子供の頃はどんなに自分が正しいかと親に訴える。親は、これが正しいのだからこのようにしなさいと子供に押し付ける。思春期になると正しいことなんかは無いのだ、とそれが正しいことでもあるように、正しいことなんか無いという正しさを信じて行動する。歳をとると私の人生がどんなに正しかったかと、思い出を語りだす。親も子供も友達も社会も個人も国対国も自分こそ正しいと、人の数だけ国の数だけ主義の数だけ正しさを言い張って大騒ぎだ。正しさを認めてくれないといって自殺する人までいる。正しい理由だと信じて裏づけの為に殺しあう。周りの正しさを認めれば押しやられる。黙っていればいいようにされる。正義は誰によって決められるのだろうか。正義は何によって成立するのだろうか。
宗教によれば人間は未熟だという。神は絶対だという。あやふやな人間の中であやふやに決定づけられた正義が時の流れの中で確立する。正義も時によって変わる。私たちは進歩したくないのだろうか。成長したくないのだろうか。もし、「だって正しいんだもん」という言い訳をやめれば自分が正しく見えるのか、正しさとは人が言葉を発っしだした歴史の中でどのような役目を担ってきたのだろう。もしかすれば諸刃の刃。
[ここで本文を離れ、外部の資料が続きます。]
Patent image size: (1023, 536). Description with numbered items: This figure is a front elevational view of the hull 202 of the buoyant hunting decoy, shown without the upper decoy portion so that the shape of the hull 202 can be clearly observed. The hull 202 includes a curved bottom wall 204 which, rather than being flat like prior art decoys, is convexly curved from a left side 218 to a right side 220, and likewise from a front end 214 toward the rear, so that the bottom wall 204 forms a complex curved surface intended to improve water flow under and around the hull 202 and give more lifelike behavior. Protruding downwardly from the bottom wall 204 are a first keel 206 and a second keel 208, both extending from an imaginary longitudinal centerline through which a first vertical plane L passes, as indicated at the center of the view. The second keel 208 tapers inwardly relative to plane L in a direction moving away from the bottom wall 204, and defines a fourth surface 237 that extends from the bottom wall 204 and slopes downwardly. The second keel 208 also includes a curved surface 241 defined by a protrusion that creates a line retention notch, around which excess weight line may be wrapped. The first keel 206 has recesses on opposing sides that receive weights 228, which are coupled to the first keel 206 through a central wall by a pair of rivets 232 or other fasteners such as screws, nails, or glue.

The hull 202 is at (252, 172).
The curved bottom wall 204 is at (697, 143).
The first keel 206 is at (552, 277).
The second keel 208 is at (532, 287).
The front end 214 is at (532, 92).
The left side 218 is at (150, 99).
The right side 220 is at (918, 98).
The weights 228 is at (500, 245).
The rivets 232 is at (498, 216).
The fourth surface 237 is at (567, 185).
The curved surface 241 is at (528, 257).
悪魔という言葉と背中合わせなのかも知れない。もしかすればエゴイズムの強力な擁護者なのか。
自分こそ正しい、というエゴとエゴのぶつかり合いのるつぼ、という世界の中でうんざりしながら生きるのも神の御心か。J・G・ホーランドに会って聞いてみたい。お願いだから私の意見こそ正しいと言わないで欲しい、ホント。